Really good McKibben article here: - compares the existing reserves to the amount of CO2 we can still (possibly) get away with emitting.  It makes it very clear why the fossil fuel companies are so committed to denial.

Not encouraging.

Came to that conclusion quite a while ago.

First I was baffled about what motivates these people, then I learned as much as I could, including coming here and to other blogs. Even taught a class about denialism.

Two important distinctions though:

1. The victory is political, and so it is fitting a “political philosopher” wrote the opinion. The victory is neither scientific nor moral, nor anything else. But then it does not need be seeing that politics trumps everything.

And indeed, the political will to change things will eventually return, either because current “leaders” die, or societally overwhelming consequences force the leadership to change. The latter is the consequence denialists fear much more than other consequences, because it could be swift and completely overturn their worldview. They even named it: “C”AGW, and fight that on the blogs tooth ‘n’ nails. Problem is: CAGW comes in many flavors; nobody wants it, nobody knows exactly what it might look like, but we all dread it. The “believers” because of the physical and social consequences worldwide, the “deniers” because the moral consequences (for them).

2. The victory is more a battle-field then a whole war one, as described in Manne’s reply above. There are a few “holdouts” (countries) worldwide that are trying to make a difference, successfully or not. It is not that denialism does not exist there (my students actually found quite a few places quickly after I had ventured to ascertain that country x had no such denialism movement …), but it does not (usually) get a prominent platform! The denialists though are actively working to change that, I suspect in many countries.  IMHO, the media landscape (in a country) has a lot to do with denialist prominence. Imagine everyone in the US watched the PBS newshour habitually … what a difference it would make.

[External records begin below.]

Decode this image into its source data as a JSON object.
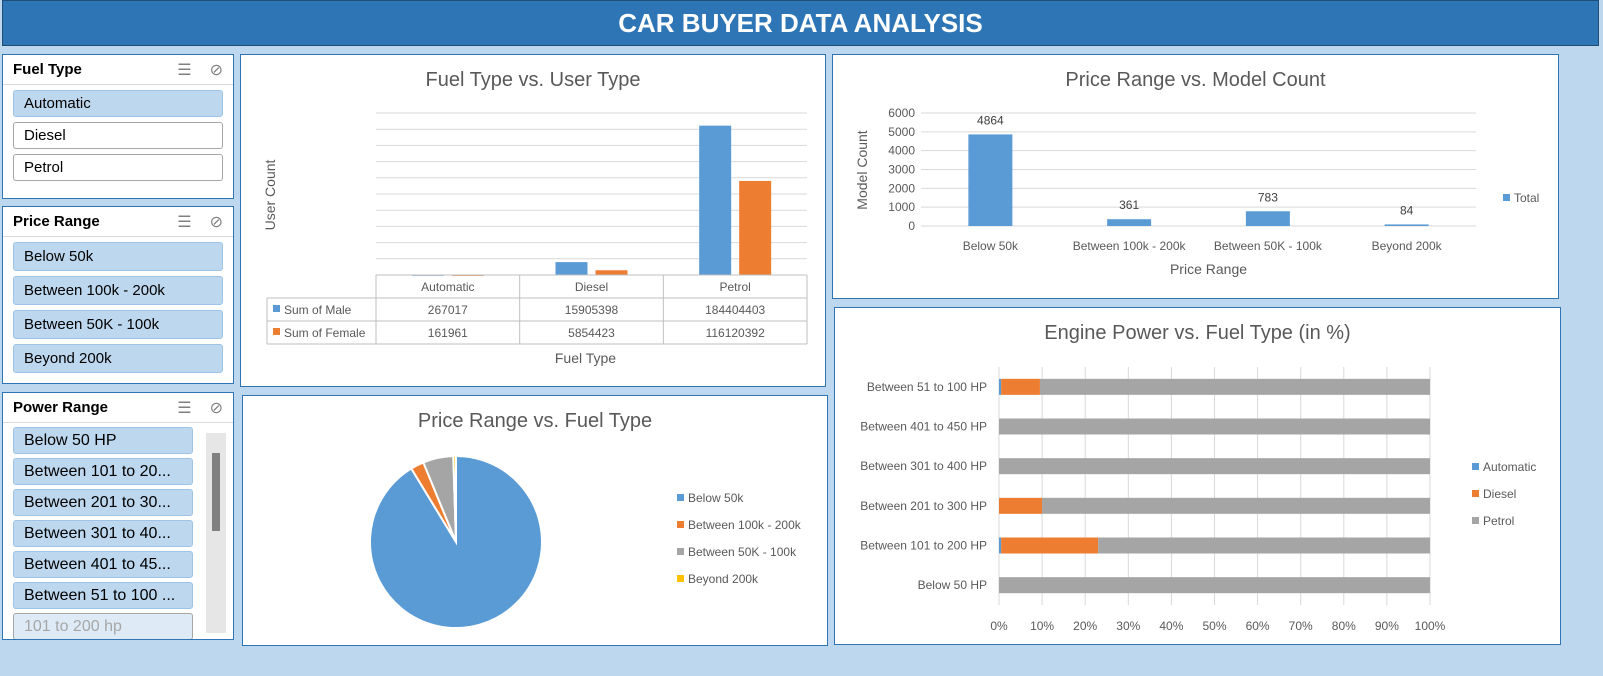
{
  "title": "CAR BUYER DATA ANALYSIS",
  "slicers": [
    {
      "title": "Fuel Type",
      "items": [
        {
          "label": "Automatic",
          "selected": true
        },
        {
          "label": "Diesel",
          "selected": false
        },
        {
          "label": "Petrol",
          "selected": false
        }
      ]
    },
    {
      "title": "Price Range",
      "items": [
        {
          "label": "Below 50k",
          "selected": true
        },
        {
          "label": "Between 100k - 200k",
          "selected": true
        },
        {
          "label": "Between 50K - 100k",
          "selected": true
        },
        {
          "label": "Beyond 200k",
          "selected": true
        }
      ]
    },
    {
      "title": "Power Range",
      "items": [
        {
          "label": "Below 50 HP",
          "selected": true
        },
        {
          "label": "Between 101 to 20...",
          "selected": true
        },
        {
          "label": "Between 201 to 30...",
          "selected": true
        },
        {
          "label": "Between 301 to 40...",
          "selected": true
        },
        {
          "label": "Between 401 to 45...",
          "selected": true
        },
        {
          "label": "Between 51 to 100 ...",
          "selected": true
        },
        {
          "label": "101 to 200 hp",
          "selected": false,
          "dim": true
        }
      ]
    }
  ],
  "colors": {
    "blue": "#5b9bd5",
    "orange": "#ed7d31",
    "gray": "#a5a5a5",
    "yellow": "#ffc000"
  },
  "chart_data": [
    {
      "type": "bar",
      "title": "Fuel Type vs. User Type",
      "xlabel": "Fuel Type",
      "ylabel": "User Count",
      "categories": [
        "Automatic",
        "Diesel",
        "Petrol"
      ],
      "series": [
        {
          "name": "Sum of Male",
          "values": [
            267017,
            15905398,
            184404403
          ]
        },
        {
          "name": "Sum of Female",
          "values": [
            161961,
            5854423,
            116120392
          ]
        }
      ],
      "ylim": [
        0,
        200000000
      ]
    },
    {
      "type": "bar",
      "title": "Price Range vs. Model Count",
      "xlabel": "Price Range",
      "ylabel": "Model Count",
      "categories": [
        "Below 50k",
        "Between 100k - 200k",
        "Between 50K - 100k",
        "Beyond 200k"
      ],
      "series": [
        {
          "name": "Total",
          "values": [
            4864,
            361,
            783,
            84
          ]
        }
      ],
      "ylim": [
        0,
        6000
      ],
      "yticks": [
        0,
        1000,
        2000,
        3000,
        4000,
        5000,
        6000
      ],
      "legend": "right"
    },
    {
      "type": "pie",
      "title": "Price Range vs. Fuel Type",
      "labels": [
        "Below 50k",
        "Between 100k - 200k",
        "Between 50K - 100k",
        "Beyond 200k"
      ],
      "values": [
        91.3,
        2.5,
        5.7,
        0.5
      ],
      "legend": "right"
    },
    {
      "type": "bar",
      "orientation": "horizontal",
      "stacked": true,
      "title": "Engine Power vs. Fuel Type (in %)",
      "categories": [
        "Between 51 to 100 HP",
        "Between 401 to 450 HP",
        "Between 301 to 400 HP",
        "Between 201 to 300 HP",
        "Between 101 to 200 HP",
        "Below 50 HP"
      ],
      "series": [
        {
          "name": "Automatic",
          "values": [
            0.5,
            0,
            0,
            0,
            0.5,
            0
          ]
        },
        {
          "name": "Diesel",
          "values": [
            9,
            0,
            0,
            10,
            22.5,
            0
          ]
        },
        {
          "name": "Petrol",
          "values": [
            90.5,
            100,
            100,
            90,
            77,
            100
          ]
        }
      ],
      "xticks": [
        "0%",
        "10%",
        "20%",
        "30%",
        "40%",
        "50%",
        "60%",
        "70%",
        "80%",
        "90%",
        "100%"
      ],
      "xlim": [
        0,
        100
      ],
      "legend": "right"
    }
  ]
}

I don’t accept Manne’s declaration at least not here in the USA. The denialists have won nothing, the science still proceeds and the scientific research for solutions to cheap clean energy continues uninterrupted and advances. It is inevitable that coal use in the USA will be going the way of whale oil as an energy source. Something like 54 more coal power plants are being shuttered/converted in 2012 with an additional 106 to close by 2016.

The idea that Obama has been “nobbled” by the denialist campaign and the Republican Party is probably true, but I would argue that it didn’t really require all that much nobbling. IMO Obama was never that supportive of CO2 reduction issues. His days as a state Senator saw him supporting coal, gas, oil and ethanol companies in Illinois. Obama has always done what is in HIS best interest in getting elected. It’s not a criticism but rather just a fact of politics.   

I get the feeling that all politicians wheel around what is popular.  Conservative or liberal, it doesn’t matter.

In BC, Conservative Premier who is pro Enbridge pipeline has come out against it;  (In case you’re confused Windy… Liberal in Canada means ‘center’.)  Conservative Christy Clark has been coming out and repeating all the environmental mantra.  No jobs, no money, all the risk.

This will all be over when public opinion sways to understanding and accepting climate change.